In realtà pare che il cognome de Charny fosse molto diffuso nella Francia del tempo e nulla prova che vi sia stato un qualche rapporto tra i Templari e la nostra Sindone. Ma oggi, si sa, i Templari vanno di moda! Il giornalista de La Repubblica Michele Serra ha scritto: «Mi basta sentire la parola “templari” e subito mi precipito perché presagisco una formidabile serie di spassose fandonie»2.
Infatti! Non così L’Osservatore Romano che ha preso molto sul serio il primo libro della Frale dedicandogli una lunga recensione positiva. Un secondo libro della Frale: La Sindone di Gesù Nazareno3, appena uscito, riprende l’annosa questione delle «scritte» rilevate sulla Sindone spingendosi fino a sostenere che il nostro telo conterrebbe addirittura: «l’atto di sepoltura di Gesù Nazareno», scritto sulla Sindone da un funzionario imperiale, «un ignoto impiegato ebreo della morgue di Gerusalemme 4.
Naturalmente nessuno studioso dell’epoca ha mai sentito parlare di una prassi funeraria così assurda e inverosimile: scrivere un «atto di sepoltura» sull’abito funebre che avvolge il corpo del defunto e che andrà distrutto insieme al cadavere! A che pro? Del resto l’esistenza di «scritte» di ogni tipo sulla Sindone di Torino (su cui si è sbizzarrita la fantasia di molti «sindonologi») è stata da molto tempo contestata. Il telo sindonico è di grana grossa, intessuto a spina di pesce. Illuminato a luce radente dà luogo a ombre del tessuto che, con molta fantasia, possono essere interpretate come «scritte». Ma si tratta di un semplice e banale trucco ottico. In realtà sul telo sindonico illuminato perpendicolarmente non appare alcuna scritta.

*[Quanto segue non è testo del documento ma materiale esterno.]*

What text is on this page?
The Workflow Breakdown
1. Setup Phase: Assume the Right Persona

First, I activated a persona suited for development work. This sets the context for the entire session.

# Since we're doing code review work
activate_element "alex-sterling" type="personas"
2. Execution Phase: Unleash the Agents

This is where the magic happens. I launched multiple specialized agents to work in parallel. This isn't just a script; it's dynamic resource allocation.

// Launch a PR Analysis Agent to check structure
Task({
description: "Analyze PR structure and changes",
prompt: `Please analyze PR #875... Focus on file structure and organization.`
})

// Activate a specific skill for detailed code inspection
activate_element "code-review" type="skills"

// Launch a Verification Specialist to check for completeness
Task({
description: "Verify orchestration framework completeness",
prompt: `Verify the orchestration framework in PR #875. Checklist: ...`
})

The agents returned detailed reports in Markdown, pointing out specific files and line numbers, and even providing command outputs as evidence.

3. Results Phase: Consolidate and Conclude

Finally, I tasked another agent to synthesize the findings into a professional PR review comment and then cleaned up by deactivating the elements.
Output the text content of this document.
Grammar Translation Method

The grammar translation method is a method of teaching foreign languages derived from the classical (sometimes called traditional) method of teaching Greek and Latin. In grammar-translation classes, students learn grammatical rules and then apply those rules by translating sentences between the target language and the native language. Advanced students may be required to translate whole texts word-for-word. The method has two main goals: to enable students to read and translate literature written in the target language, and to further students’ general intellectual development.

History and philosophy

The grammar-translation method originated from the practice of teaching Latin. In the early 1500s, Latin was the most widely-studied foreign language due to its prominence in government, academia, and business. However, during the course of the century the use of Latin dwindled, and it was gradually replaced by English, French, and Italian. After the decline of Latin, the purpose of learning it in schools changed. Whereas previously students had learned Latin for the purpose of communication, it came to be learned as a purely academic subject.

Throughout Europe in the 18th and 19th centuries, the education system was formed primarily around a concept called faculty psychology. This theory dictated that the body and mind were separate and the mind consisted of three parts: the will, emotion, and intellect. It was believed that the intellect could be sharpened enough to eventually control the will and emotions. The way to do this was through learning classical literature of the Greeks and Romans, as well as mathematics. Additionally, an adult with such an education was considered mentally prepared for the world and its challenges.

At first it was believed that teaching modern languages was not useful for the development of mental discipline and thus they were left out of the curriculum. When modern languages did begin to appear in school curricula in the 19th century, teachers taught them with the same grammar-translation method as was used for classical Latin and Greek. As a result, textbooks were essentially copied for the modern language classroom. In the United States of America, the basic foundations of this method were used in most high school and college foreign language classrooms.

Tutto questo per non voler accettare i dati storici e scientifici, che sono in perfetto accordo. Essi dimostrano che la Sindone di Torino è stata prodotta a Smirne (attuale Turchia) nei primi decenni del ‘300 con una tecnica raffinata ignota in Occidente (l’immagine è una strinatura del tessuto prodotta da un bassorilievo di metallo riscaldato), donata come bottino di guerra a un modesto feudatario francese - Goffredo de Charny - che se la tenne in casa a Lirey come souvenir della Crociata in Oriente guidata dall’ultimo delfino di Vienne Umberto II (1345- 46), cui aveva partecipato.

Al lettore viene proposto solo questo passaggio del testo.